Anonymous Monk has asked for the wisdom of the Perl Monks concerning the following question:

A recent thread (need regex help to strip things like embedded C comments) discussed the use of regexes to extract nested ``bracketed'' patterns such as nested C block comments (if such a thing existed in C today; some pre-ANSI-standard implementations supported this feature).

The discussion of the (??{ code }) extended pattern in perlre gives an example of such a regex for extracting nested parenthetic pairs:

$re = qr{ \( (?: (?> [^()]+ ) # Non-parens without backtracking | (??{ $re }) # Group with matching parens )* \) }x;

This example can be extended to handle arbitrary multi-character starting and ending sequences like /* and */.

The perlre example uses the non-backtracking, ``atomic'' extended pattern (?>pattern), but the example seems to work just as well without it for both single- and multi-character starting and ending sequences, as in the following code...

use warnings; use strict; my $open_cmt = qr{\Q/*}xms; # NO SPACES: \Q escapes spaces my $close_cmt = qr{\Q*/}xms; use re 'eval'; our $paired_parens = # CAUTION: MUST be package variable!!!! qr{ # adapted from example (??{ code }) regex from perlre \( (?: # (?> [^()]+ ) # Non-parens without backtracking - works [^()]+ # Non-parens with backtracking - works | (??{ $paired_parens }) # Group with matching parens )* # \) # ignore un-paired paren (?: \) | \z ) # grab un-paired paren to end of string }xms; our $c_comment = # CAUTION: MUST be package variable!!!! qr{ $open_cmt (?: # (?> (?: (?! $open_cmt) (?! $close_cmt) . )+ ) # works # (?> (?: (?! $open_cmt | $close_cmt ) . )+ ) # works (?: (?! $open_cmt | $close_cmt ) . )+ # works | (??{ $c_comment }) # nested comment )* $close_cmt # ignore improperly closed comment # (?: $close_cmt | \z ) # grab un-closed comment to string end }xms; my $result; my $parens = "degenerate examples () (((()))) ((((())))) (simple) parens (nested(with)other) stuff multi-line ( nested (parens () (non-empty) (sequential) ( (multi-line) (sequential) ( foo ((())) ) bar ) ) ) improperly ( paired ( parens )"; ($result = $parens) =~ s{ ($paired_parens) } { # print "captured: <$1> \n"; # FOR DEBUG "PAIR:$1:RIAP"; }egxms; print "$result \n"; my $comments = "/* simple comment on its own line */ various degenerate comments /**/ /*/*/*/*/*/**/*/*/*/*/*/ simplest multi-level comment /*/*/*/*/*/**/*/*/*/*/*/ with other stuff simplest seven-deep /*/*/*/*/*/*/**/*/*/*/*/*/*/ comment two /* sequential */ comments /* on a line */ with other stuff two-deep /* nested /* comments */ on a single */ line three-deep /* nested /* comments /* (level 3) */ */ on single */ line five-deep /* multi-line comment /* with ********* /* sequential *********** /*************** /* comments */ /* near */ /* lowest */ /* level */ /* on */ /* multiple */ /* lines /* (and a fifth level) */ */ */ finish four-deep ****** */ finish three-deep ******* */ finish two-deep */ end complex nested multi-line comment improperly /* nested /* comment */"; ($result = $comments) =~ s{ ($c_comment) } { # print "captured: <$1> \n"; # FOR DEBUG "PAIR:$1:RIAP"; }egxms; print "$result \n";

My question: What is the reason, if any, for using the atomic sub-expression in the original perlre example?

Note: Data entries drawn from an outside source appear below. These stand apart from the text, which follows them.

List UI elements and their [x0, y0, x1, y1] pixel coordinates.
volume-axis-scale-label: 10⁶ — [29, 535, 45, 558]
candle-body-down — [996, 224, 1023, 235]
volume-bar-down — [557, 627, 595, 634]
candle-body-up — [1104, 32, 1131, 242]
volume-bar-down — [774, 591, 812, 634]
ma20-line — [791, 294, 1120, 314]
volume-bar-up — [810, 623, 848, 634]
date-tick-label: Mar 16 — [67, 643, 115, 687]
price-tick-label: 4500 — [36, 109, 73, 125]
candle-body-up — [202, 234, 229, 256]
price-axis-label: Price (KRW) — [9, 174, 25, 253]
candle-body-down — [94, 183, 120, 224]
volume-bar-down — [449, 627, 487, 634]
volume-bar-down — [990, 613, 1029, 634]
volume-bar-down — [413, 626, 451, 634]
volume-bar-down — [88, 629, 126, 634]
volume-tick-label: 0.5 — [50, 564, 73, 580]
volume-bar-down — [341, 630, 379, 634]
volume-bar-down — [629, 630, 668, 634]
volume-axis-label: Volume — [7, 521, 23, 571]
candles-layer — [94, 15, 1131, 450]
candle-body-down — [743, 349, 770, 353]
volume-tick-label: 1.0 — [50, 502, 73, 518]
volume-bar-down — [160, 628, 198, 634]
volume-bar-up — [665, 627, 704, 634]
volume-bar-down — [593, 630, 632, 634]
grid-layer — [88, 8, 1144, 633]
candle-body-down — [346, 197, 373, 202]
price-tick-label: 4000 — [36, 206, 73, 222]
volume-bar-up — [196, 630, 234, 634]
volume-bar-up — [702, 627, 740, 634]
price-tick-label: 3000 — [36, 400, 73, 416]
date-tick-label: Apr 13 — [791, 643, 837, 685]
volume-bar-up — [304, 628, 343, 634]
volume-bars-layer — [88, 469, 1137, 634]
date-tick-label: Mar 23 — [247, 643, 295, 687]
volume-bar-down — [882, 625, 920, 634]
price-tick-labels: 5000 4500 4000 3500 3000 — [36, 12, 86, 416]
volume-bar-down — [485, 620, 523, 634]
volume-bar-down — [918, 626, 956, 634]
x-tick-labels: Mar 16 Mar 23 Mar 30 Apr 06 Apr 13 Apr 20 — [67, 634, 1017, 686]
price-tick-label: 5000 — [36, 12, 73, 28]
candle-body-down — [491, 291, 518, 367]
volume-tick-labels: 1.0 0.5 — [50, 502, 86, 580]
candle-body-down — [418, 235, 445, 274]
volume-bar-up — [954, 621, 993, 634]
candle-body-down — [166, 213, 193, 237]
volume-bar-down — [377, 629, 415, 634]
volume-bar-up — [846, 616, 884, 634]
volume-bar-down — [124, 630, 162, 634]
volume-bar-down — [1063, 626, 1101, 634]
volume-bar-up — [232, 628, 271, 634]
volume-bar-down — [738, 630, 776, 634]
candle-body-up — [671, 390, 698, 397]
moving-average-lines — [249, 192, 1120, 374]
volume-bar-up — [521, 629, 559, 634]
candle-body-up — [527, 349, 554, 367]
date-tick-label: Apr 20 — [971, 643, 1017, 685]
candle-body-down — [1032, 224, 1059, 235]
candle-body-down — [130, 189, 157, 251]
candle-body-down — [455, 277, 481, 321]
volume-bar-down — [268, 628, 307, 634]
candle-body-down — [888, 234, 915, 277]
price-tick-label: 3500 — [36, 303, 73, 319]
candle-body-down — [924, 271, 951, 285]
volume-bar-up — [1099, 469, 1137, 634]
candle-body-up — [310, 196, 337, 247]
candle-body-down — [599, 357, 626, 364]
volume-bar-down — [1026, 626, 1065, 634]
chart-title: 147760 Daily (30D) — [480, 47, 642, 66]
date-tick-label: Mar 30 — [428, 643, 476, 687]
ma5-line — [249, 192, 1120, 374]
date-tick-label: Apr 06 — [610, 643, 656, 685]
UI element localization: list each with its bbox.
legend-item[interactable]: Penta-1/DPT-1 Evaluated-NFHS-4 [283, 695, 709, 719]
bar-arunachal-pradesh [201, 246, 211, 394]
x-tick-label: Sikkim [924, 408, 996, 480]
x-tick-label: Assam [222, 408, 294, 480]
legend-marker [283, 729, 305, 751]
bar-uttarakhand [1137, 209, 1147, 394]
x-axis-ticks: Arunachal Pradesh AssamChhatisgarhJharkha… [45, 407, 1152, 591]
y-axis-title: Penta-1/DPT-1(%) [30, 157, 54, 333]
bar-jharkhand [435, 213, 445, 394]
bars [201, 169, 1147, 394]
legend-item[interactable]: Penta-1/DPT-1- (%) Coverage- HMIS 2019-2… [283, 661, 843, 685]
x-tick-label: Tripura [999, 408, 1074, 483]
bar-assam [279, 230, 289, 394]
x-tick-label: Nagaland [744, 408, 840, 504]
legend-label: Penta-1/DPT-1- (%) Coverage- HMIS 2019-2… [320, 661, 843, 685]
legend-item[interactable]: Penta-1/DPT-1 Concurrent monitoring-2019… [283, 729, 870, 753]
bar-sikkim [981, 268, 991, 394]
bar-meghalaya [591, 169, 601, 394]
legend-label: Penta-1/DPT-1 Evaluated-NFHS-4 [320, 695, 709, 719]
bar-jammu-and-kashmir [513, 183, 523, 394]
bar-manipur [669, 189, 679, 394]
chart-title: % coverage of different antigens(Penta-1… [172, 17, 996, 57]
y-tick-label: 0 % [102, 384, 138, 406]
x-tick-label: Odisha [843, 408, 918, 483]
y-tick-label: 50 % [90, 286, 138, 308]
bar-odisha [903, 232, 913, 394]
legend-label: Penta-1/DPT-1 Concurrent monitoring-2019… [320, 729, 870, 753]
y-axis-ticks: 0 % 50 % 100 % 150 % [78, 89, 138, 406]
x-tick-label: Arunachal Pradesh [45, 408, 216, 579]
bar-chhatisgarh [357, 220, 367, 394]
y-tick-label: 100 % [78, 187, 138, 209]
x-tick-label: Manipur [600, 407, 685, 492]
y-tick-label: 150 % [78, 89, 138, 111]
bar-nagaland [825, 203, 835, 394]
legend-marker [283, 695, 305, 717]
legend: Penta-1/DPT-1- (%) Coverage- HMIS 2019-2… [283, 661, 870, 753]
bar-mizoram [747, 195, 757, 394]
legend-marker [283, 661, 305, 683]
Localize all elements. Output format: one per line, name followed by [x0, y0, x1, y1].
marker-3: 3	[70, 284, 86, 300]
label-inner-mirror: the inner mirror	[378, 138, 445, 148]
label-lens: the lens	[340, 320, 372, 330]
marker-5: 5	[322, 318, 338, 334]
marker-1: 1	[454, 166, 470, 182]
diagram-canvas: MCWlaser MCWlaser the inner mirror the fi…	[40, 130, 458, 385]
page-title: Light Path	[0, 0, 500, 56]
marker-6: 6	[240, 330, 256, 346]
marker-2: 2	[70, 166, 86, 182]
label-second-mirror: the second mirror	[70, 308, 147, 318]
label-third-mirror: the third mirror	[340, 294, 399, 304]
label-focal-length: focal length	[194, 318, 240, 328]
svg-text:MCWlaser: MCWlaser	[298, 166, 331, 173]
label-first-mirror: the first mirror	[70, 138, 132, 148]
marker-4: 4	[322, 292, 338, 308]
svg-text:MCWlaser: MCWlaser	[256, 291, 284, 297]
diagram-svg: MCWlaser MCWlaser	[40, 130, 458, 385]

Replies are listed 'Best First'.
Re: Useless use of `atomic' regex extended pattern?
by moritz (Cardinal) on Jul 26, 2007 at 09:06 UTC
    Unless I'm very much mistaken, the point is simply efficiency.

    To stay in the parens example: if a [^()]+ subregex matches, and the subregex after that fails, the regex engine will backtrack.

    But you know that it doesn't have to, so in case of a non-matching string the explicitly non-backtracking pattern will be faster.

    I don't have a perl here, but if you want to verify (or falsify) my statement, try to create a large string that doesn't match the pattern, and benchmark both the backtracking and non-backtracking example.

Re: Useless use of `atomic' regex extended pattern?
by ikegami (Patriarch) on Jul 26, 2007 at 15:17 UTC

    Effeciency (in the case where there's no match).

    Imagine trying to match against the string "(abc".

    Without the (?>...) ------------------- (abc<fail> (ab<fail> (a<fail> (<fail> <fail>
    With the (?>...) ---------------- (abc<fail> (<fail> <fail>

    It's safe to do so here since [^()] and (??{ $re }) are mutally exclusive.